Todo esto que os cuento ocurrió en noviembre del 2016. Desde entonces, había tenido un par de conversaciones telefónicas más con él, muy breves y muy difíciles para mí porque ya no encuentras argumentos de consuelo. Cambió de móvil y me quedé sin su número. En charlas y en e mail con Esther y con Amelia, la oncóloga que lo llevaba, era palmario que la cosa no tenía arreglo pese a la quimio intensiva. Y pasan los días y los meses, casi un año, y uno se va olvidando con la bulla y los afanes de la vida, la casa, la mudanza, el nieto, la hija preñada, la Peque con lo suyo...

Y, de repente, esa noche de octubre del 2017, me despierto sobresaltado  pensando en Diego. Llamé a Esther. Que me avisara cuando tuviera noticias de él, que sentía la necesidad de verlo, de despedirme de una manera personal. Me transmitió serenidad, que lo había visto hacía poco tiempo, que se encontraba en similar situación, estable, pero que no estaba respondiendo ya nada a la quimio, en una situación de stand-by, que cualquier cosa pudiera pasar. Y quedamos en que me avisaría.

A los pocos días recibo una llamada de Esther. Que Diego ha muerto súbitamente en su casa. Yo quise entender que fue ese mismo día y deseé ir al entierro. Llamé al internista de guardia de Valme para que me buscara el número nuevo de Diego. Enseguida lo tuve. Intentando apaciguar mi inquietud, marqué su móvil y lo cogió su pareja. Me reconoció en la voz. Pregunté por cuando era el entierro. Tardó varios segundos en responderme que el entierro había sido el pasado día diez, hacía catorce días. Día arriba, día abajo, cuando yo soñé con él. Mantuve, por cortesía, un ratito de conversación con ella. Me agradeció muchísimo el detalle y me endulzó el amargor del alma refiriéndome lo mucho que Diego me consideraba.

He tenido ciertamente escalofríos, se me ha puesto la piel de gallina al considerar que mi sueño y mi sobresalto de ese despertar hubiesen sido una especie de aviso telepático por parte de Diego, como si no quisiera irse sin que yo, su médico, lo supiera. "Oye, que me estoy muriendo, y tú ni te enteras".

Sin duda, todo habrá sido una casualidad, pero resulta un pelín espeluznante el pensarlo.
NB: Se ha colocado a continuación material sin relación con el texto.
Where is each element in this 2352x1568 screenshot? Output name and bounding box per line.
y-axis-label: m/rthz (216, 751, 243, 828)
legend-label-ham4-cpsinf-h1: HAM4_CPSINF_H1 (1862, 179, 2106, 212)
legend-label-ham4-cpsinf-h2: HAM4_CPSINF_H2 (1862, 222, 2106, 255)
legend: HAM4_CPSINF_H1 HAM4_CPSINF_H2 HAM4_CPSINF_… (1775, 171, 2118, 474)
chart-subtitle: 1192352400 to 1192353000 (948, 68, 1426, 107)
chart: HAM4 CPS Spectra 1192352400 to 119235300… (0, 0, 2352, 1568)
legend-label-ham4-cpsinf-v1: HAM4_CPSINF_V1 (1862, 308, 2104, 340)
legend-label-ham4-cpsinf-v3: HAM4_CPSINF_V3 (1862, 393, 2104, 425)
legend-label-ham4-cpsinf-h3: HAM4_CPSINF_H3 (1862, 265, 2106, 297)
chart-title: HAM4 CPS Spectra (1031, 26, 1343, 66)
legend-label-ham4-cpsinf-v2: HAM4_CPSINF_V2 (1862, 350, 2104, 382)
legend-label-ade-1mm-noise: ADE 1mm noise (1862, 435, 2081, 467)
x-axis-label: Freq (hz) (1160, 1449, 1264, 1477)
No es que yo crea en el más allá, que no; yo creo en el más acá; creo que la gente nace -nacemos- con su destino pegado en la frente del genoma; creo en los errores médicos, en los míos también; creo firmemente que la felicidad y la fatalidad se reparten casi por igual en nuestras vidas.  Y también creo en el poder insondable de la mente humana, incluso en el mismo trance de la muerte.

Que descanse en paz un mal paciente y una persona buena y desafortunada.